Marc Santolini. - Activer l’intelligence collective n’est effectivement pas simple. Plusieurs éléments (non exhaustifs) entrent dans la « recette » : le capital social de ceux qui sont à l’origine de la communauté (i.e le fait qu’ils aient déjà une communauté de confiance), la régularité des regroupements virtuels (community calls), la facilité de s’onboarder dans le groupe (documentation) et bien sûr les valeurs fortes qui guident la communauté (le bien commun, l’impression de participer à quelque chose qui nous dépasse).

SCIAM . - Pourriez-vous nous raconter votre pire et votre meilleure expérience d’intelligence collective ?

Marc Santolini. - Le programme OpenCovid19 sur JOGL fut pour moi la meilleure expérience grâce à l’émergence d’une communauté incroyable au service du bien commun. Mais derrière cette incroyable expérience se cache aussi un coût de coordination massif et éreintant, qui peut être perçu comme négatif ; même si le fait qu’elle soit au service du bien commun la rend légitime.

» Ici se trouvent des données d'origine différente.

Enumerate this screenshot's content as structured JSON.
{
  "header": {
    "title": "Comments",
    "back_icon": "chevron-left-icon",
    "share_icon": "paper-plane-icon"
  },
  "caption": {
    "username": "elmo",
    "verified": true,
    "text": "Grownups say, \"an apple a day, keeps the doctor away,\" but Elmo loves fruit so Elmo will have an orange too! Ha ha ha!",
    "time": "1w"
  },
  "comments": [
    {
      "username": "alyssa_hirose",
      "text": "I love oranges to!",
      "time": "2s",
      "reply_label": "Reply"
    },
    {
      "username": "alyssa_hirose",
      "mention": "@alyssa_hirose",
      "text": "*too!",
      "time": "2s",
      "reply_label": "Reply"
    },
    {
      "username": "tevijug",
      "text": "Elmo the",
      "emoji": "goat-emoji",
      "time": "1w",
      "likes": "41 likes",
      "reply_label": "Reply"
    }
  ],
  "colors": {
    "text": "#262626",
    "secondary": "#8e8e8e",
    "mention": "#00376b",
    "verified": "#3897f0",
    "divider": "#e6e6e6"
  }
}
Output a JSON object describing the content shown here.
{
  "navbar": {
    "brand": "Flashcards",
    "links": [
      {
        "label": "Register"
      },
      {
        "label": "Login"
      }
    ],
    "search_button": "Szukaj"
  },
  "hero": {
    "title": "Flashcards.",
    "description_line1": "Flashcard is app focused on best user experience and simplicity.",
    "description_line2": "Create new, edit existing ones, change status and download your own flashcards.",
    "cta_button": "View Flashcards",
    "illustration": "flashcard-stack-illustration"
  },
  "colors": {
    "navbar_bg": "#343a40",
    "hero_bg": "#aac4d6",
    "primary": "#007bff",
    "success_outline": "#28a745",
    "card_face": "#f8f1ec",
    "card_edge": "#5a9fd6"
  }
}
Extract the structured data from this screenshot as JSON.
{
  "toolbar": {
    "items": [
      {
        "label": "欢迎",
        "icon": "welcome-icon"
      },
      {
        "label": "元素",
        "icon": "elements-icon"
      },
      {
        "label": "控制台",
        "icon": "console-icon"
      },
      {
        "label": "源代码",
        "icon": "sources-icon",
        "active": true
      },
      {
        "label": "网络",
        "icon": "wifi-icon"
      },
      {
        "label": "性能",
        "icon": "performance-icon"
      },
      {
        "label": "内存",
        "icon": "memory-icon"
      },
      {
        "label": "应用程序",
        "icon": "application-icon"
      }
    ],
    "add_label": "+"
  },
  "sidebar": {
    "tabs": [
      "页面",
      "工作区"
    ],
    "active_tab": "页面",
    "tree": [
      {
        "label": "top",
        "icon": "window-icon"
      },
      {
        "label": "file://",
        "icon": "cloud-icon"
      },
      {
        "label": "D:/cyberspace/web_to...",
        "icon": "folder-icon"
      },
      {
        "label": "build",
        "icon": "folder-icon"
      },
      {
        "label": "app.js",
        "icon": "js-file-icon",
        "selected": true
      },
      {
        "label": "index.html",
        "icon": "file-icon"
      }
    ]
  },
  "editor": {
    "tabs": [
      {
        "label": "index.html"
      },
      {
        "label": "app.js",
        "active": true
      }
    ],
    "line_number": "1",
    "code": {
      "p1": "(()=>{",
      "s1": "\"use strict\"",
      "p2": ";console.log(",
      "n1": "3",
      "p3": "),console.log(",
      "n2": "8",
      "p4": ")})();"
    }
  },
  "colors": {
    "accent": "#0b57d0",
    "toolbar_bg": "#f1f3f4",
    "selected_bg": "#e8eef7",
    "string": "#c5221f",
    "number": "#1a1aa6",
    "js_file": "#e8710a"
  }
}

SCIAM . - Selon vous, quels sont les limites ou les pièges de l’intelligence collective que doivent éviter les organisations ?

Marc Santolini. - Nous vivons dans une époque où la notion d’expert a été remise à plat. Nous sommes aujourd’hui revenus à l’ère des sophistes du temps de Socrate, préférant l’art rhétorique et la popularité (le like, le share) au débat long et de qualité. L’intelligence collective, bien connue du milieu scientifique avec ses notions de peer-reviewing et de conférences, peut alors facilement se muer en stupidité collective voir en populisme où celui/celle qui a naturellement des traits favorables (extraverti, narcissisme…) va être mis.e en avant. Il y a donc une réflexion très importante à avoir sur le rôle du design des outils d’intelligence collective que sont les réseaux sociaux sur un tel phénomène.

SCIAM . - Merci Marc d’avoir accepté de répondre à nos questions.

Pourriez-vous nous recommander un livre, un podcast, ou un article en lien avec l’intelligence collective ?

Marc Santolini. - Je recommenderais Michael Nielsen’s « Reinventing Discovery » et Tom Malone’s « Superminds ».